EZB warnt vor Gefahren im Gewerbeimmobilien-Sektor
Steigende Finanzierungskosten und sinkende Gewinne bedrohen die Stabilität des Euroraums

Die Europäische Zentralbank (EZB) hat kürzlich ihre Besorgnis über den rückläufigen Trend des Gewerbeimmobilien-Marktes im Euroraum geäußert. In einer Zeit, in der die Finanzierungskosten erheblich steigen und die Gewinne schrumpfen, sieht sich dieser Sektor erheblichen Herausforderungen gegenüber. Im Vergleich zu Wohnimmobilien machen Gewerbeimmobilien lediglich zehn Prozent des gesamten Kreditengagements der Banken aus, während Wohnimmobilien einen Anteil von 30 Prozent ausmachen. Dennoch warnte die EZB in ihrem neuen Finanzstabilitätsbericht davor, dass der Gewerbeimmobiliensektor das Potenzial hat, wirtschaftliche Stresssituationen zu verstärken, was zu systemrelevanten Verlusten in der Bankenbranche führen könnte.

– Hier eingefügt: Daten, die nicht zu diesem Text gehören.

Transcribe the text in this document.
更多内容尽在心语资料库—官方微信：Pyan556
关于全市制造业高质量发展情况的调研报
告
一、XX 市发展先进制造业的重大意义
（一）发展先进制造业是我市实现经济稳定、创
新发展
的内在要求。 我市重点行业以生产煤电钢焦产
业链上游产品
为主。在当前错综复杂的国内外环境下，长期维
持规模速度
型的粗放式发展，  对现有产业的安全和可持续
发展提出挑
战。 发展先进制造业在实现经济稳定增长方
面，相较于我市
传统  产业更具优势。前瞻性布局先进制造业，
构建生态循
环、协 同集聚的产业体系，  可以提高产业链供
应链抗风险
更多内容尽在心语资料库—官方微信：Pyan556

Die Auswirkungen des Abschwungs im Gewerbeimmobilien-Sektor beschränken sich jedoch nicht nur auf die Banken. Auch andere Teile des Finanzsystems, darunter Versicherungsunternehmen und Investmentfonds, könnten hohe Verluste verzeichnen, da sie stark mit diesem Sektor verknüpft sind. Insbesondere Bauträger stehen derzeit unter großem Druck, da die Preise fallen und die Auftragsbücher schrumpfen. Die vielversprechende Erholung des Gewerbeimmobilienmarktes nach den Auswirkungen der Corona-Krise wurde jäh durch die rapide steigenden Zinsen in der Eurozone abgebremst.
Um der Inflation entgegenzuwirken, hat die EZB seit Sommer 2022 ihre Schlüsselsätze bereits zehn Mal angehoben. Der Einlagensatz, der von Banken für das Parken überschüssiger Gelder bei der Notenbank genutzt wird, hat mit 4,00 Prozent mittlerweile den höchsten Stand seit Beginn der Euro-Währungsunion im Jahr 1999 erreicht.
Im ersten Halbjahr 2023 verzeichnete die EZB einen dramatischen Einbruch von 47 Prozent bei den Gewerbeimmobilien-Transaktionen im Vergleich zum Vorjahreszeitraum. Der fallende Immobilienmarkt hat die Entwicklungen in diesem Sektor erheblich ausgebremst. Die größten börsennotierten Vermieter im Euroraum werden derzeit mit einem Kursabschlag von über 30 Prozent gegenüber ihrem Nettoinventarwert gehandelt, was den größten Abschlag seit 2008 darstellt.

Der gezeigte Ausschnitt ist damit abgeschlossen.